Cancer cells are considered to have high morphological heterogeneity in human melanoma tissue. Here, we report that epithelial cancer cells are dominant in different development stages of human melanoma tissues. The cellular and molecular mechanisms that maintain melanoma cells in the epithelial state are further investigated in the A2058 cell line. We find that micropore (8 µm) transwell invasion, but not superficial migration in the scratch assay, can induce remarkable morphological changes between epithelial and mesenchymal melanoma cells within 4 days.

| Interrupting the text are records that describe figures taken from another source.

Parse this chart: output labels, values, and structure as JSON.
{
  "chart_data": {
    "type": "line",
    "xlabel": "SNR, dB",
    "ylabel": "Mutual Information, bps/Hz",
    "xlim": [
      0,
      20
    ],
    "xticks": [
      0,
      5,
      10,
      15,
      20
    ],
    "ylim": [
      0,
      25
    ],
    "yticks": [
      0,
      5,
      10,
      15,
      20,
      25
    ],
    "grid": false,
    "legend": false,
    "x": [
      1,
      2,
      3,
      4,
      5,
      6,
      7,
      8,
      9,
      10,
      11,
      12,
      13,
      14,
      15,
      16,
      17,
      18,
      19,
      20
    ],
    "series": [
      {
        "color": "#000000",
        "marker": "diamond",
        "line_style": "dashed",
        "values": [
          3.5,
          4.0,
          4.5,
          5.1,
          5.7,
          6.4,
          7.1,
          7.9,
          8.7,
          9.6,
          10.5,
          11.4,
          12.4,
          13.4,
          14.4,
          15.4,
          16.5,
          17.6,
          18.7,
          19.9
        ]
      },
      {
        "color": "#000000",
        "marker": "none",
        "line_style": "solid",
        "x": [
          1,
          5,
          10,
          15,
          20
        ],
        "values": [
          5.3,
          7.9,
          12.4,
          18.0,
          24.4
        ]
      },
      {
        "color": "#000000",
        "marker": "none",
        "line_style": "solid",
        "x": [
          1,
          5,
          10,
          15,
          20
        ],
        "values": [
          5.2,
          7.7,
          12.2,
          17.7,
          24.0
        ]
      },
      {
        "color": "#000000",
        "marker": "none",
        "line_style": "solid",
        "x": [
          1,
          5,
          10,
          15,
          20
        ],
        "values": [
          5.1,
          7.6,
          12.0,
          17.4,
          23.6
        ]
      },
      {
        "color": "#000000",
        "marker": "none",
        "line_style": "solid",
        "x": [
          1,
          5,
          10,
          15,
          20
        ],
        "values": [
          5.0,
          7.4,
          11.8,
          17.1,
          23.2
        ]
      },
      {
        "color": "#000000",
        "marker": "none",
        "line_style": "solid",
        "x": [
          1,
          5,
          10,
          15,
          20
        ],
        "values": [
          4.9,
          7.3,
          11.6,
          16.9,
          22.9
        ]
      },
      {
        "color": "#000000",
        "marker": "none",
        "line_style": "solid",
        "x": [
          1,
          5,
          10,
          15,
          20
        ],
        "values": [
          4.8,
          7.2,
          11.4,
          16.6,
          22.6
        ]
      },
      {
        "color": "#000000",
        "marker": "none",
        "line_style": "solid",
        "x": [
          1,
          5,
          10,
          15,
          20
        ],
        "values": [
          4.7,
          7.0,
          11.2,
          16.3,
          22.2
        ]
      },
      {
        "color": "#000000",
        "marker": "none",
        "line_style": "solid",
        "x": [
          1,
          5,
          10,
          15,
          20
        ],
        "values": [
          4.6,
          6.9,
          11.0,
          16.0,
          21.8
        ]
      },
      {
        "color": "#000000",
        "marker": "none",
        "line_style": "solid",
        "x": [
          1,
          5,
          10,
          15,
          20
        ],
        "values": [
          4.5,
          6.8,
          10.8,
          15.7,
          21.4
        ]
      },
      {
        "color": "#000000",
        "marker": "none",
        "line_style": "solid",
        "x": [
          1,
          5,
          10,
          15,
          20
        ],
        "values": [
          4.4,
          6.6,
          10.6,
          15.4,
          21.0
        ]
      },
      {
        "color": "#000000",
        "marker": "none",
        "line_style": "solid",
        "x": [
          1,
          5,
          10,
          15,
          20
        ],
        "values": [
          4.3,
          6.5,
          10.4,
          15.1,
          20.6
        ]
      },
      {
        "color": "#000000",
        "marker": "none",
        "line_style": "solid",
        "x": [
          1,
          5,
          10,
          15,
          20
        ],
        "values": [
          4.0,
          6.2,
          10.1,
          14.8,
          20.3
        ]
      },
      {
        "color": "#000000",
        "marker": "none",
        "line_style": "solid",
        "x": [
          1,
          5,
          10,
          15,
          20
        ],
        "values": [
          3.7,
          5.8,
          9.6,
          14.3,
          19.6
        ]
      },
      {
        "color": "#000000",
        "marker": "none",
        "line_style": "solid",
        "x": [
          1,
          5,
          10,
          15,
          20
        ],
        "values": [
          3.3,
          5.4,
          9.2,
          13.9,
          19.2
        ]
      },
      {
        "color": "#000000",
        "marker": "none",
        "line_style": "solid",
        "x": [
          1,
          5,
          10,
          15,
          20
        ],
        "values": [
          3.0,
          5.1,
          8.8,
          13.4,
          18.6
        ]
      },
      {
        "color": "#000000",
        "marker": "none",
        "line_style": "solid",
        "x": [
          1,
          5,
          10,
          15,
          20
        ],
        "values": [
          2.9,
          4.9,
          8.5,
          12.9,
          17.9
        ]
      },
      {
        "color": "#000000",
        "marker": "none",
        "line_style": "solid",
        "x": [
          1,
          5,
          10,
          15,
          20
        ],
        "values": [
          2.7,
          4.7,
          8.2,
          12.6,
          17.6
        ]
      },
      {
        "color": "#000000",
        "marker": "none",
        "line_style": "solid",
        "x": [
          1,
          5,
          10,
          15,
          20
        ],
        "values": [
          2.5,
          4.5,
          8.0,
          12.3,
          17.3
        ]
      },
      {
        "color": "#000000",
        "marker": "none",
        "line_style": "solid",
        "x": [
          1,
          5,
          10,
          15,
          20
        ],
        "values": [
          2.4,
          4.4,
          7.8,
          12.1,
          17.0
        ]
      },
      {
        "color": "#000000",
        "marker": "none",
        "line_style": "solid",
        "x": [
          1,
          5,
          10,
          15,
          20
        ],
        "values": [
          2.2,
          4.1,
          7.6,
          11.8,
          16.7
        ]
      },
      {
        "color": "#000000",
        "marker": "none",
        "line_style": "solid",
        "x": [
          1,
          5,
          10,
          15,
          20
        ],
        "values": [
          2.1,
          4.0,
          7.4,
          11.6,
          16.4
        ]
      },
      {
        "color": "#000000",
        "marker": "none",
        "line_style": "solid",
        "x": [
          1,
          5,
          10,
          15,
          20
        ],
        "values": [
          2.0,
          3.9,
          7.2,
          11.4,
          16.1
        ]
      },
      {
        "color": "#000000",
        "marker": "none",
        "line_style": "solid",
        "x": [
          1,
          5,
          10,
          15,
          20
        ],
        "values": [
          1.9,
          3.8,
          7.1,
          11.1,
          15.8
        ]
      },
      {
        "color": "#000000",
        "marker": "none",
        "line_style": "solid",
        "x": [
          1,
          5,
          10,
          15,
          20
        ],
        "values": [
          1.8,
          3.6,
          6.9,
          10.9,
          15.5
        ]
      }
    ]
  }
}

The morphological switch is associated with dynamic changes of epithelial–mesenchymal transition (EMT) hallmarks E‐cadherin and vimentin. Further immunoflurencent staining and co‐immunoprecipitation assay showed the uncoupling of the M3 muscarinic acetylcholine receptor (mAChR) and the p75 neurotrophin receptor (p75NTR) in epithelial melanoma cells. Specific knockdown of M3 mAChR by small interfering RNA (siRNA) significantly abrogates the transition of spindle‐shaped mesenchymal cells to epithelial cells. Collectively, we report a cellular model of invasiveness‐triggered state transition (ITST) in which melanoma cell invasion can induce morphological changes between epithelial and mesenchymal cells. ITST is one of the biological basis for maintaining metastatic melanoma cells in the epithelial state. Furthermore, M3 mAChR receptor‐mediated ITST provides a novel therapeutic strategy to inhibit the development of malignant melanoma.